China Beat Archive

 

Date of this Version

2011

Document Type

Article

Citation

2011 in The China Beat http://www.thechinabeat.org/

Comments

Copyright 2011. Used by permission.

Abstract

Several months ago, I was lucky enough to get my hands on an advance copy of The Scramble for China: Foreign Devils in the Qing Empire, 1832-1914, Robert Bickers’ fascinating new book. Published in the United Kingdom and most other parts of the world in February, this work will be released in the United States later this month. In anticipation, I caught up with Robert (an old friend and sometime co-author of mine, as well as a past contributor to China Beat) and asked him some questions about the book.
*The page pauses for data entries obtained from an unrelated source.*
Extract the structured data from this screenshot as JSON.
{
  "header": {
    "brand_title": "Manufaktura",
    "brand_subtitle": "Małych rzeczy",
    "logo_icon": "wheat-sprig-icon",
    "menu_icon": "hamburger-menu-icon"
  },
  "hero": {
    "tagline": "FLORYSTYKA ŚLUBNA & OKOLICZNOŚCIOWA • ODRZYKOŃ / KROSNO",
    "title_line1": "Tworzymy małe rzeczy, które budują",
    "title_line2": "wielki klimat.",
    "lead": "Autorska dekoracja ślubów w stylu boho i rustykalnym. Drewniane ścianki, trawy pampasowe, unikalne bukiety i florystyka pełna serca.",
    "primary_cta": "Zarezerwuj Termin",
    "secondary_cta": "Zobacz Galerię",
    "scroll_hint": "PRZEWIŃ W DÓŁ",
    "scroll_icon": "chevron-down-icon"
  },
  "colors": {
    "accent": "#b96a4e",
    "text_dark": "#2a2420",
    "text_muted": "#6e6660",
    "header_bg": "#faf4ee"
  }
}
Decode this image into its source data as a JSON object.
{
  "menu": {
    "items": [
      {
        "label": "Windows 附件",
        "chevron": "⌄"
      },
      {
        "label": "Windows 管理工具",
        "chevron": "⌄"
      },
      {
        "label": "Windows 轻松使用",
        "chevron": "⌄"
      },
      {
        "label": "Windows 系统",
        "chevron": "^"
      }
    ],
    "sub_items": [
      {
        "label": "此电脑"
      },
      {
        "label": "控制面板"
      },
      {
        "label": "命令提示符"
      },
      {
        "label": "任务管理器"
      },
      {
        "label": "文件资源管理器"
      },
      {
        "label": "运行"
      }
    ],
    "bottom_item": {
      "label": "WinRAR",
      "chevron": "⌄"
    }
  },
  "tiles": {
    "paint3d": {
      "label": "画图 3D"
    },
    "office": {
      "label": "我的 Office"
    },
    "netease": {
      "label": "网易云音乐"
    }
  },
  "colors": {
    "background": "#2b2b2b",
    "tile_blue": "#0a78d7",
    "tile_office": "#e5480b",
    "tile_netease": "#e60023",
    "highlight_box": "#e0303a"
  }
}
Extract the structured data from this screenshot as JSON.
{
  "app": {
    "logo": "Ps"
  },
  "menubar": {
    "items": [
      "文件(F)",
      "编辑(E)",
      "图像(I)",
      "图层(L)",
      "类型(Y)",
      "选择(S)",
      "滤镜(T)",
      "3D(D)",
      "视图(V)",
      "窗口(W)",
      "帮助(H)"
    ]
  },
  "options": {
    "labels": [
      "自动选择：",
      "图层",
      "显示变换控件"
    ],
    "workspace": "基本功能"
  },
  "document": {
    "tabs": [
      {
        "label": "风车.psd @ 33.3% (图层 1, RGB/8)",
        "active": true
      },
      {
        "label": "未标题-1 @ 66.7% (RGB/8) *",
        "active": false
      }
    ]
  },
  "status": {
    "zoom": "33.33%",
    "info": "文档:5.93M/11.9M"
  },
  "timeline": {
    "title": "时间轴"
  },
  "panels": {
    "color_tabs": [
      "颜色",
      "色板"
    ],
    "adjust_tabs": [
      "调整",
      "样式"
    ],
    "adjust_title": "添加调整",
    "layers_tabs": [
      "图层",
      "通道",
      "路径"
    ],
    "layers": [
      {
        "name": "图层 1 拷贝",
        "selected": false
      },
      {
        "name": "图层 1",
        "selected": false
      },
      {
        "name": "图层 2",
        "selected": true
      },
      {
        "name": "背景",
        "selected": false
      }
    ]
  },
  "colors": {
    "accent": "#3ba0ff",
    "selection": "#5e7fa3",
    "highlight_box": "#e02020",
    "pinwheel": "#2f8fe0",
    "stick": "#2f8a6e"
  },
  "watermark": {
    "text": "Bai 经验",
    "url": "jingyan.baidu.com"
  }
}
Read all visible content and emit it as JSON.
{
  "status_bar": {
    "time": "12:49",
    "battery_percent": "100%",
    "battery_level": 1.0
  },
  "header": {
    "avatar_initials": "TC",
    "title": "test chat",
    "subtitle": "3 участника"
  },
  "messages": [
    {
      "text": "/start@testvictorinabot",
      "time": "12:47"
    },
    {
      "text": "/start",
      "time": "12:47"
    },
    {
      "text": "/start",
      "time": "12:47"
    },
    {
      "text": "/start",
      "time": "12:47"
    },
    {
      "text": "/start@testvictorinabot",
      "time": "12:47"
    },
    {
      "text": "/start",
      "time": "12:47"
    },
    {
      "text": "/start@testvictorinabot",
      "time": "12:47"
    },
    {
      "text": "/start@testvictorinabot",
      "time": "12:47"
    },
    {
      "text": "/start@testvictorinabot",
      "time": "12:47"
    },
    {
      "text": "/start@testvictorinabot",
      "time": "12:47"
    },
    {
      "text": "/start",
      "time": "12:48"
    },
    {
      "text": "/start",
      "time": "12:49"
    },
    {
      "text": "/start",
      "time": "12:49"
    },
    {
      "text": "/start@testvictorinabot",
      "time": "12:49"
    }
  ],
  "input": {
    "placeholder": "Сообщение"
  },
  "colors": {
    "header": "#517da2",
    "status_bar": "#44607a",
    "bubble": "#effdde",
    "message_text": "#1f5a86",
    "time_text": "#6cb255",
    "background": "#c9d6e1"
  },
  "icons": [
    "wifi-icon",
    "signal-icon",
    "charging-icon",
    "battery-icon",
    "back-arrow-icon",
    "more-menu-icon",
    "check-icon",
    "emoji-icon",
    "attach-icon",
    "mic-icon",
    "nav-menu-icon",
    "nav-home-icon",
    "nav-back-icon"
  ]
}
A stylishly written and carefully researched work, it contains everything from lively accounts of battles to insightful ruminations on the very different ways some pivotal events and incidents (e.g., the looting of artifacts from Beijing palaces) are remembered inside and outside of China. It also includes an illuminating discussion of the origins and spread of the treaty-port system. This makes it fitting that he sent his answers to the questions I emailed him (I only caught up with him virtually, as he was across the Pacific from me during our interview) while gazing out at the Huangpu River, the most important waterway in Shanghai, the most celebrated and notorious of China’s onetime treaty ports.